Attacks between different ethnic groups in central Mali have become tragically common. Raids in the middle of the night and the early morning hours catch villagers unaware. Their livestock are slaughtered or stolen, food stores are burned, and families are killed. These terror tactics have displaced thousands of people across central Mali and impacted children just like Leila.
“We just heard men shouting and screaming and we heard lots of gunfire,” Leila says. “We ran, and as I looked back I saw everything burning.”
“We just heard men shouting and screaming and we heard lots of gunfire”

Leila ran with her family to the next village. They were scattered and terrified, trying to make sure everyone was safe.
“The next day we went back to the village,” Leila says. “There was nothing left, just the ashes of our homes.”
Leila’s village was burned to the ground. Attacks like this one now occur with alarming regularity in central Mali.
The violence is driving a wave of displacement of people just like Leila looking for safety. Nearly 50,000 people are now displaced in the Mopti region, according to the Government and IOM. The vast majority of these are children, who are now far away from their homes, their schools and their lives. Thanks to the support of humanitarian partners, UNICEF and the UN family are working with local authorities and NGOs to assist the most affected children, including those who are not in official displacement camps or who are staying in host families.
In the informal settlement in Sévaré town, Leila and her family are safe, but without their crops and their chickens, getting enough to eat is a challenge.
Leila is looking forward to going back to school, but her life is far from what is used to be. Everyone in the settlement is coping with the trauma of violence and displacement, and some families are coming to terms with the loss of their loved ones.

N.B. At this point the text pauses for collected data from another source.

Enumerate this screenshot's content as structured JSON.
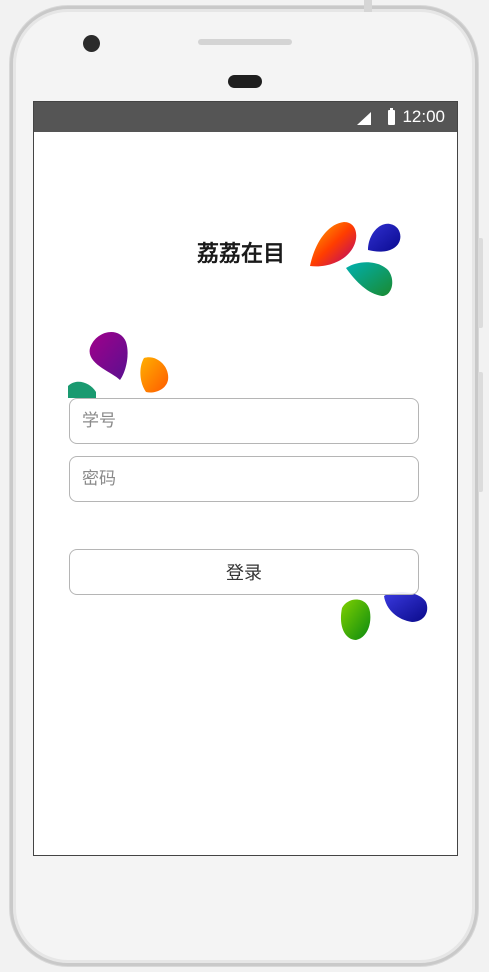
{
  "status_bar": {
    "time": "12:00",
    "signal_icon": "cell-signal-icon",
    "battery_icon": "battery-icon",
    "background": "#555555"
  },
  "app": {
    "title": "荔荔在目"
  },
  "login_form": {
    "student_id_placeholder": "学号",
    "student_id_value": "",
    "password_placeholder": "密码",
    "password_value": "",
    "login_label": "登录"
  },
  "decorations": [
    "colorful-petal-logo",
    "colorful-petal-cluster-left",
    "colorful-petal-cluster-bottom-right"
  ]
}
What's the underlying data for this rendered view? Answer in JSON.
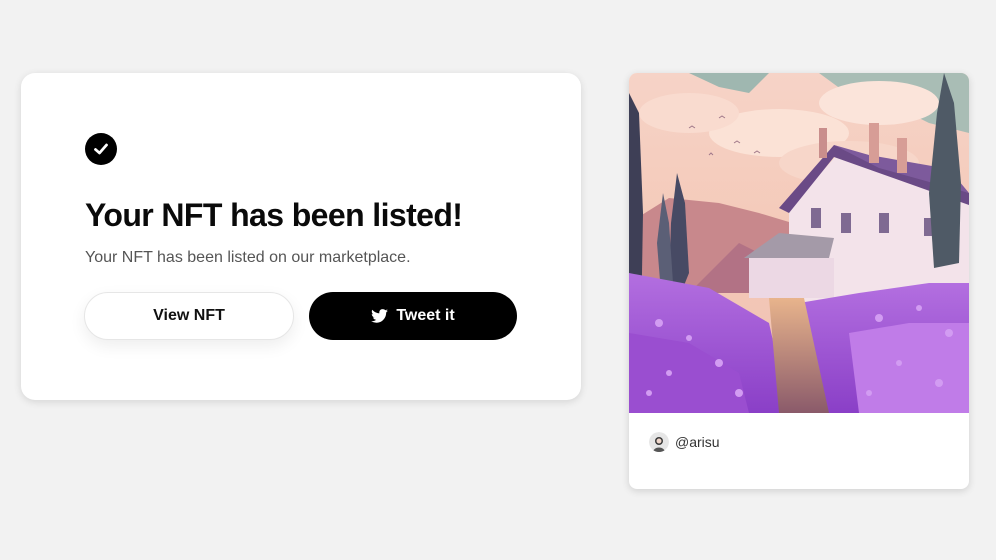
{
  "success": {
    "icon": "check-circle-icon",
    "title": "Your NFT has been listed!",
    "subtitle": "Your NFT has been listed on our marketplace.",
    "view_label": "View NFT",
    "tweet_label": "Tweet it",
    "tweet_icon": "twitter-icon"
  },
  "nft": {
    "image": "lavender-cottage-artwork",
    "owner": "@arisu",
    "avatar": "avatar-icon"
  },
  "colors": {
    "background": "#f2f2f2",
    "card": "#ffffff",
    "primary_button": "#000000",
    "lavender": "#a45ed8"
  }
}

While Leila faces a lot of challenges, she has benefited from some critical interventions at this point in her life. UNICEF and local authorities in Mopti helped her family by providing shelter, water and medicine in the settlement. There’s a special tent for games and psychosocial support to help kids get back into the healing power of play. Through a mixture of songs, activities and learning, UNICEF partner COOPI, through trained social workers, psychologists and animators, is helping children find their smiles by giving them a space be children once again.

But her family is still waiting for news of her uncle, who is missing and presumed dead. He encouraged Leila to study hard and do well in school and now that he’s gone, she misses him terribly. For her, going back to learning is not just a way of reestablishing a sense of normalcy. It’s a way of remembering her uncle and living up to her promise to him.